The "he" within the statue felt this unprecedented "manipulation" from within. This wasn't being consumed; it was being "programmed." On top of his pain, a deeper layer of terror was added: he was losing the "potential control," however theoretical, over the last vestiges of his own basic biological functions. He was becoming a decaying transmitter from which the darkness attempted to send encoded signals to the real world.

The vines showed no pleasure at the preliminary "success" (if that faint rhythmic tremor could be called success), only a cold, continuously optimizing "working state." Their goal clearly extended beyond this.

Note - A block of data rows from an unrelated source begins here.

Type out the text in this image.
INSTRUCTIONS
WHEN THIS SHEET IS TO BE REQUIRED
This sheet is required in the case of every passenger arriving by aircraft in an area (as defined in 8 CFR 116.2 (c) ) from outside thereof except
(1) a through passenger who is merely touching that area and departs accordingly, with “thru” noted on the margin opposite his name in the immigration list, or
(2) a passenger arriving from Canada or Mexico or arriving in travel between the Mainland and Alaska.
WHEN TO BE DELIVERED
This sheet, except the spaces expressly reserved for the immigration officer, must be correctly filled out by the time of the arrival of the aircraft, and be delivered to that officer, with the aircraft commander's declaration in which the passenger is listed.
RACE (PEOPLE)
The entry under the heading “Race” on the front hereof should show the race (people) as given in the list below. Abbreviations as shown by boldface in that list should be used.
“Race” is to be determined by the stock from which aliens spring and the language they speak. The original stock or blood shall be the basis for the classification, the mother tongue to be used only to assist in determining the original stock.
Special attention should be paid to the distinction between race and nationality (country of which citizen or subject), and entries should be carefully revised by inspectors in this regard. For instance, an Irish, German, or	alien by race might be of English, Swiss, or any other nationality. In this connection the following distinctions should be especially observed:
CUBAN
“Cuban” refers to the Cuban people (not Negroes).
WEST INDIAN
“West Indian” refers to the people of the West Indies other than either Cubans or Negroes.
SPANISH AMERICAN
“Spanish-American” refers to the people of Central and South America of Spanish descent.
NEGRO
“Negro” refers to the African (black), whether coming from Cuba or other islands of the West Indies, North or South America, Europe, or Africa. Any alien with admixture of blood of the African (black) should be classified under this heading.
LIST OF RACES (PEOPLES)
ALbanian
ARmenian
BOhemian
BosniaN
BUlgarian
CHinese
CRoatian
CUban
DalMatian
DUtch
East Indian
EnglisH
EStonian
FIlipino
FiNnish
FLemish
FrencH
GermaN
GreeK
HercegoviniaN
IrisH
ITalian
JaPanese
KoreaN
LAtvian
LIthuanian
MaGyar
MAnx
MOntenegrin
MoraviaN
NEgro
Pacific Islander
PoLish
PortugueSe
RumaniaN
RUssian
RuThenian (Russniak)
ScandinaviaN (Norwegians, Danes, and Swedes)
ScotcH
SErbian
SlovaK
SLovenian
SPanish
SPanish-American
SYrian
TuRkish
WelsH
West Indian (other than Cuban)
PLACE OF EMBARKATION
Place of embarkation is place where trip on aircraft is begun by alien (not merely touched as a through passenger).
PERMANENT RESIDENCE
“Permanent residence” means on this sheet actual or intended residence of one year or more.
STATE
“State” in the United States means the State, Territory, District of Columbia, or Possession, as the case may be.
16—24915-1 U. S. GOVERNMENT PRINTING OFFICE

The countless tips turned toward the "intervenor's" direction seemed to silently demand more, clearer "external input" to perfect their "encoding library" and enhance the strength and fidelity of their "signal" output.

In the real hospital room, the waveform screenshot Lin Yuan took lay quietly in her work tablet.

And in a dimension she could not perceive, those cold encodings originating from the rotting garden, attempting to use Chen Yu's body as an antenna to broadcast outward, were being captured more clearly with each high-precision scan, digitized, and silently flowing along network cables into the depths of a cloud-based data lake awaiting analysis.

The night was long. The scan indicator light pulsed rhythmically, like a single scrutinizing eye in the dark.